The dataframe is not empty.
The dataframe has the expected ammount of columns.
File dimension_table_avg_country_temp.csv:Quality Check Pass


In [28]:
file = 'dimension_table_avg_city_temp.csv'
quality_check(file, columns_num=7)

The dataframe is not empty.
The dataframe has the expected ammount of columns.
File dimension_table_avg_city_temp.csv:Quality Check Pass


#### 4.3 Data dictionary 
The data dictionary file is in readme.

#### Step 5: Complete Project Write Up
* Clearly state the rationale for the choice of tools and technologies for the project.
* Propose how often the data should be updated and why.
* Write a description of how you would approach the problem differently under the following scenarios:
 * The data was increased by 100x.
     - Let us imagine we are deploying a AWS EMR Start Cluster instance .xlarge with its linearly scalable, we may simply add the number of clusters to increase the performance thus we will be able to adjust the size and number of clusters as we see fit. if the data increased by 100x, we can save data to S3 and switch from a .xlarg to .10xlarge.
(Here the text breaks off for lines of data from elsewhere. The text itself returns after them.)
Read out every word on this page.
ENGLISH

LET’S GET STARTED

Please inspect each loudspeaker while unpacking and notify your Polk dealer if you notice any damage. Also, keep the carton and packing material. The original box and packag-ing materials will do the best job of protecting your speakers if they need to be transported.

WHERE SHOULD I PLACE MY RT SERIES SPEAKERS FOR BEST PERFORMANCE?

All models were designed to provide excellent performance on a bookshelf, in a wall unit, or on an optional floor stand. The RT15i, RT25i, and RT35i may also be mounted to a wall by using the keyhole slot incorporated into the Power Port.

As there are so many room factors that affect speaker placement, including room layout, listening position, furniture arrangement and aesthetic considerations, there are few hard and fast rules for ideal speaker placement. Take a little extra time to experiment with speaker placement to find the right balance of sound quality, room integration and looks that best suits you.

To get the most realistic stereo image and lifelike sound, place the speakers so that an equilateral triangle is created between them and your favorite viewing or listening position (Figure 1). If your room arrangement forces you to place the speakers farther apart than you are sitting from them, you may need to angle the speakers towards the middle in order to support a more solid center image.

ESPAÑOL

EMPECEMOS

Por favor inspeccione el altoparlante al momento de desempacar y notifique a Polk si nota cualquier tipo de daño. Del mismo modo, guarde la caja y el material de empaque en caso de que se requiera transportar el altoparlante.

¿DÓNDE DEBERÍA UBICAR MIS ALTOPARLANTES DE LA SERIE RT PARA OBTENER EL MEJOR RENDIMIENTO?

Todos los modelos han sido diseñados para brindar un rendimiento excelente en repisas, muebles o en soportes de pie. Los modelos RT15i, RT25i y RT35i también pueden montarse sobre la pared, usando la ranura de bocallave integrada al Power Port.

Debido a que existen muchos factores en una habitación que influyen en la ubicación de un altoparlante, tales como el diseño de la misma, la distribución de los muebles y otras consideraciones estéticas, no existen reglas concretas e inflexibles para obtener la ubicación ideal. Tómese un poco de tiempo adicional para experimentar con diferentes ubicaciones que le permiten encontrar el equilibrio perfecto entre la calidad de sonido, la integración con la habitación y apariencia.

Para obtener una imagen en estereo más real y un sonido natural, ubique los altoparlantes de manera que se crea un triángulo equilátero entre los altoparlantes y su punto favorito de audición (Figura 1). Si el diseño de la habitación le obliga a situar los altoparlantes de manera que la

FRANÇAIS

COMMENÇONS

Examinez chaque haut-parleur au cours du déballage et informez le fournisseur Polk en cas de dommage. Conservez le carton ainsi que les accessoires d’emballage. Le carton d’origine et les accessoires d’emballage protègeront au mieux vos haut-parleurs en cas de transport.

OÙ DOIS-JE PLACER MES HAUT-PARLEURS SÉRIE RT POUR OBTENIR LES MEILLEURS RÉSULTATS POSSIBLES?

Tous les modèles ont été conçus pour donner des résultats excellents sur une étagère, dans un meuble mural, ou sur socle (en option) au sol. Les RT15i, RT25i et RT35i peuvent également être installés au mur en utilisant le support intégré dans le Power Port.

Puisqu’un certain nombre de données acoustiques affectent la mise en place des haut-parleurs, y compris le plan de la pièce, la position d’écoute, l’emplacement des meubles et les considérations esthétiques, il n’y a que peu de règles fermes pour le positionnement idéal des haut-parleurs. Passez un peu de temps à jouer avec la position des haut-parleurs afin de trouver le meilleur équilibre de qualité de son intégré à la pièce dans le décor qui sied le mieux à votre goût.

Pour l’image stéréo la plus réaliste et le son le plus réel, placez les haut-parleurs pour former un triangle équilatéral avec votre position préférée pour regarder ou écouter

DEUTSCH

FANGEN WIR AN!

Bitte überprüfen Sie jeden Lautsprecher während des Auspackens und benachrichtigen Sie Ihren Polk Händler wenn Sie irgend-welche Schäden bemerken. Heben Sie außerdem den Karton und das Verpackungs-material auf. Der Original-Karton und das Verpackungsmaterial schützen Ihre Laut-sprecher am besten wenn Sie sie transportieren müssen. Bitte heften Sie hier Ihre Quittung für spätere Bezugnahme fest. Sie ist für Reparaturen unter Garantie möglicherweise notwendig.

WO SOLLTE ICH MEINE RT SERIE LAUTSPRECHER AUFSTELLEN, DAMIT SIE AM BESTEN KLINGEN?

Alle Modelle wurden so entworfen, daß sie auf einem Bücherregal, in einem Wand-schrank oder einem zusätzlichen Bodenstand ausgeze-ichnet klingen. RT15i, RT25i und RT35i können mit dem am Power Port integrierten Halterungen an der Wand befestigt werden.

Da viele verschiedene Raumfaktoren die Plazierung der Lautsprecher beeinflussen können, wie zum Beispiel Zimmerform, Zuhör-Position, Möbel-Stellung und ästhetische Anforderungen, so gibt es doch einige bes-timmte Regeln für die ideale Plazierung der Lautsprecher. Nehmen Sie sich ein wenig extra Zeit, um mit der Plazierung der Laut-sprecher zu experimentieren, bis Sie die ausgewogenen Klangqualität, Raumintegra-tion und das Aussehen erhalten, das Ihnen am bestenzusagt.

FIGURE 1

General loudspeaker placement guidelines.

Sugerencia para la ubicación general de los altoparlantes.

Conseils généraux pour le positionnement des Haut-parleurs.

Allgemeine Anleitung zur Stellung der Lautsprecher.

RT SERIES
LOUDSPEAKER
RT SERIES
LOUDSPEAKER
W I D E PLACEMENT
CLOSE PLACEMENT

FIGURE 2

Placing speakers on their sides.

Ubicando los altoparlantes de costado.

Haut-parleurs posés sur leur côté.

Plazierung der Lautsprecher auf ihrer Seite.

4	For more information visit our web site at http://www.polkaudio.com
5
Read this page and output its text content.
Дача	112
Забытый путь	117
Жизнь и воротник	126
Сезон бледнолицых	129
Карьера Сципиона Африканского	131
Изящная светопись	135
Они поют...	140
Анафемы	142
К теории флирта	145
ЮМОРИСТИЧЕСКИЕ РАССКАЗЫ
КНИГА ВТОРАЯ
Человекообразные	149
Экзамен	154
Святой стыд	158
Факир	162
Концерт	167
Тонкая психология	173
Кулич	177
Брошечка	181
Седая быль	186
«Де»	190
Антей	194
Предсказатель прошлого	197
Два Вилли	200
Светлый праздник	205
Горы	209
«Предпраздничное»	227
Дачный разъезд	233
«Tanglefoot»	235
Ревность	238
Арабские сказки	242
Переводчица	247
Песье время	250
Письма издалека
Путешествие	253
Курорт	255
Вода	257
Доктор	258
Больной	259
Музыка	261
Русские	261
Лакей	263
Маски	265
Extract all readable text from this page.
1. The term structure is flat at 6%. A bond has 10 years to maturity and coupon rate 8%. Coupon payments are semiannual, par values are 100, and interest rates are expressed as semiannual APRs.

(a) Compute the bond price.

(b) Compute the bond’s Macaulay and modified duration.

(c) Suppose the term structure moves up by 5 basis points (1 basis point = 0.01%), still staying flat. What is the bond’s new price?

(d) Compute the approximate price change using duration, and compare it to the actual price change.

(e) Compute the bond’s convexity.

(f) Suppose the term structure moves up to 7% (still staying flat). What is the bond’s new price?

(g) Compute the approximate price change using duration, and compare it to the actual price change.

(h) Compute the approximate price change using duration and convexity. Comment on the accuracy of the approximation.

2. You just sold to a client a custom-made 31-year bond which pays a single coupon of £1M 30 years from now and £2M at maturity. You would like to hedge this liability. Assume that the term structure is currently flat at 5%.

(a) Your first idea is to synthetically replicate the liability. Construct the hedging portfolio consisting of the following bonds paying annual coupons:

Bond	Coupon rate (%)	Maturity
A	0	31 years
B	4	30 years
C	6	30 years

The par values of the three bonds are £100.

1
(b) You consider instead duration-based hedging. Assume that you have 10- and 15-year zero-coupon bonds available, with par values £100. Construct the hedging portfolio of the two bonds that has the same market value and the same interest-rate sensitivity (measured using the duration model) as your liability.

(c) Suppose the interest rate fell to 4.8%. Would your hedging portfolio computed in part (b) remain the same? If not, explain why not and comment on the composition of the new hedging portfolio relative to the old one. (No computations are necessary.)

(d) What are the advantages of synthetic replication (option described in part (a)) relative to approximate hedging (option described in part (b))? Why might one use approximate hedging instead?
This one has 640 GiB should be be able to handle it. Another way is to split the data into smaller chunks that can run in parallel thus make the process faster and more efficient.  
 * The data populates a dashboard that must be updated on a daily basis by 7am every day.
     - The Airflow helps us monitored and scheduler the runtime to avoid running past the 7am. The output data must be stored in an accessible database or accessible in S3 allow the data to search every day  if there is new data coming. Assume the pipeline takes approximate 1h to run. Then a schedule should be set for running the pipeline every night at 5am leave a buffer of 1h or combination of Airflow + Spark + Apache Livy in EMR cluster so that Spark commands can be passed through an API interface.
 * The database needed to be accessed by 100+ people.
     -  Amazon Redshift Clusters are scaleable with elastic resize such that when ever the database or data warehouse runs the risk of not response the requests anymore, its performance could be increased to handle requests of the authorized 100+ people. Another way is with Amazon RDS, we can deploy scalable PostgreSQL DBs. Through AWS IAM features we can manage user access to our clusters. We could even use something like Amazon Cognito to manage user accounts. It allows us to create a custom sign-up + login page as well as a user management system.